In the case of the statistics (number of views) are available for the users, that's an issue because 2 people can share the same statistics for a same url.

Another open question would be : "What about `http://` vs `https://`"? Do they have a different short url?

### More 100.000 users shortening 5urls/day!
#### Server load
Let's assume this app is hosted on EC2. The safest setup would be to have a minimum of 2 instances, behind an ELB. We could set up an Auto Scaling Group that would creates more instances whenever the existing ones overpass a CPU threshold. It could also scale down during lower traffic time.

If there are so many new urls created every day, we can assume we are going to have a way bigger traffic in redirection. For this problem, we need a better caching system than the one I implemented within the app.
There are many options, here are the ones I'm familiar with:
- Cloudfront: as a AWS service, you pay for what you use
- Varnish: there is more devops work to keep these up and running
The problem with a caching outside of the application is that we loose our ability to keep track of the statistics per url as we do now.

#### Database
DynamoDB should be a perfect candidate, as it provides a linear scaling.

But we would need to adjust the Provisioned Throughput (read/write). The read one should be amortized by the caching system, but the write needs to be increased.

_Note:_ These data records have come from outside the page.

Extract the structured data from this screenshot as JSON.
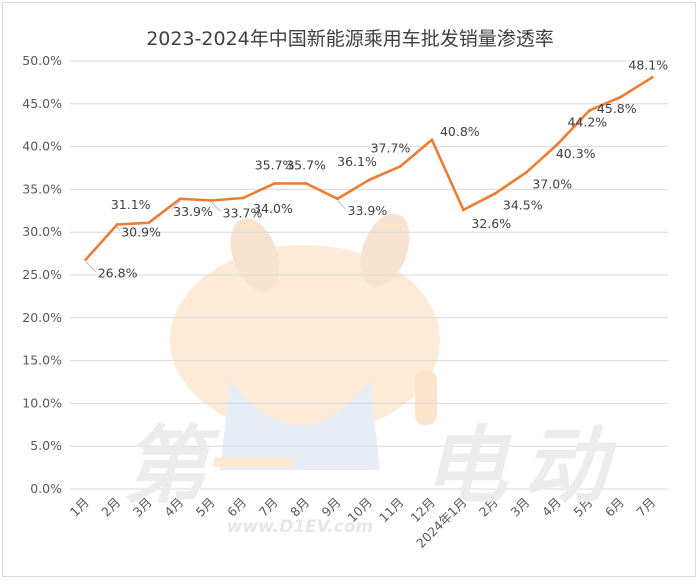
{
  "chart_data": {
    "type": "line",
    "title": "2023-2024年中国新能源乘用车批发销量渗透率",
    "xlabel": "",
    "ylabel": "",
    "categories": [
      "1月",
      "2月",
      "3月",
      "4月",
      "5月",
      "6月",
      "7月",
      "8月",
      "9月",
      "10月",
      "11月",
      "12月",
      "2024年1月",
      "2月",
      "3月",
      "4月",
      "5月",
      "6月",
      "7月"
    ],
    "series": [
      {
        "values": [
          26.8,
          30.9,
          31.1,
          33.9,
          33.7,
          34.0,
          35.7,
          35.7,
          33.9,
          36.1,
          37.7,
          40.8,
          32.6,
          34.5,
          37.0,
          40.3,
          44.2,
          45.8,
          48.1
        ],
        "labels": [
          "26.8%",
          "30.9%",
          "31.1%",
          "33.9%",
          "33.7%",
          "34.0%",
          "35.7%",
          "35.7%",
          "33.9%",
          "36.1%",
          "37.7%",
          "40.8%",
          "32.6%",
          "34.5%",
          "37.0%",
          "40.3%",
          "44.2%",
          "45.8%",
          "48.1%"
        ],
        "color": "#ed7d31"
      }
    ],
    "yticks": [
      "0.0%",
      "5.0%",
      "10.0%",
      "15.0%",
      "20.0%",
      "25.0%",
      "30.0%",
      "35.0%",
      "40.0%",
      "45.0%",
      "50.0%"
    ],
    "ylim": [
      0,
      50
    ],
    "grid": true,
    "legend": "none"
  },
  "watermark": {
    "text": "第一电动",
    "url": "www.D1EV.com",
    "colors": {
      "gray": "#ececec",
      "orange": "#fde8d2"
    }
  }
}
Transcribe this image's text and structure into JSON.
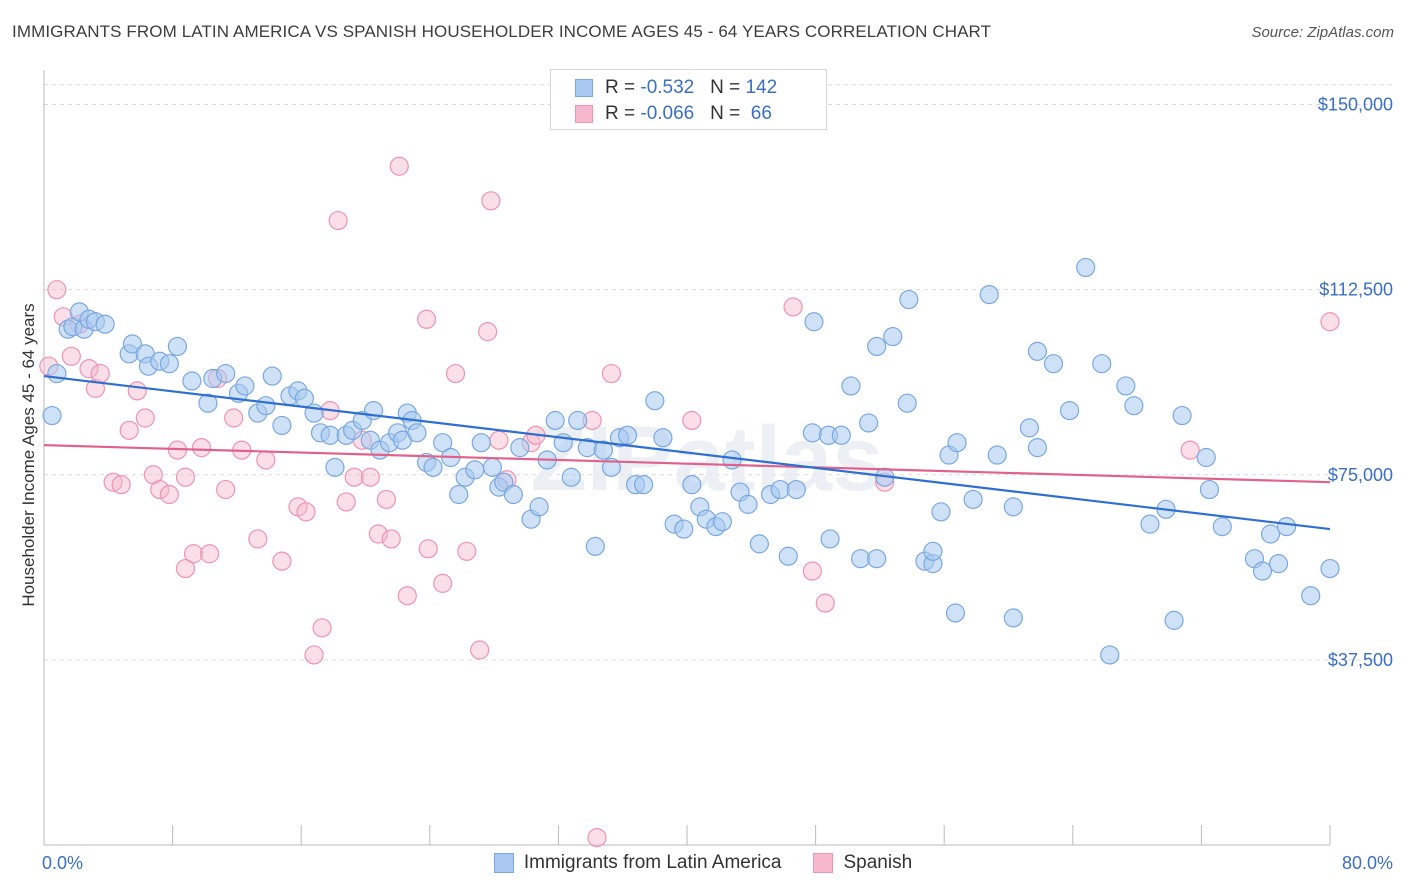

It's also very important that all the partitions get equally populated, with a good partition key. This shouldn't be an issue as it's a random hash right now.

If we decide to avoid the external caching in order to keep the number of views per url, we should postpone the update of views number in the database. A good solution would be to gather these updates in Redis, and a worker would randomly get the new changes (a whole bunch of new views per url) and update the database.

#### Id
The `id` is made of 6 characters, meaning there are 2.176.782.336 combinations. At this rate of 500.000 urls a day, that gives us 11 years before all the `id` are used. When that happens, we could increase to 7 characters, giving us ... 430 years.

The problem is more the way we randomly choose a new id, check in the database if unique, if not it tries again. When more and more ids are used, there are more and more chance of collision and so the function will take more time to get an unused one.
A bloom filter would be probably good to faster this process.

## Todo
- Logout
- Paginate the admin page, not to show all the urls
- If the service is very popular, and there is no more free unique id, increase the number of characters required for an id
- Right now, a new id is created randomly; it will take more and more time when the free space will reduce
- Use a Bloom Filter to check for the existence of a given id
- Buffer the incrementView calls (Redis), and so update one entry once for many views
- Stub the database's client for the tests
- Deal with DynamoDB's throughput limits
- Add a expire option
- Avoid loops: short url of short url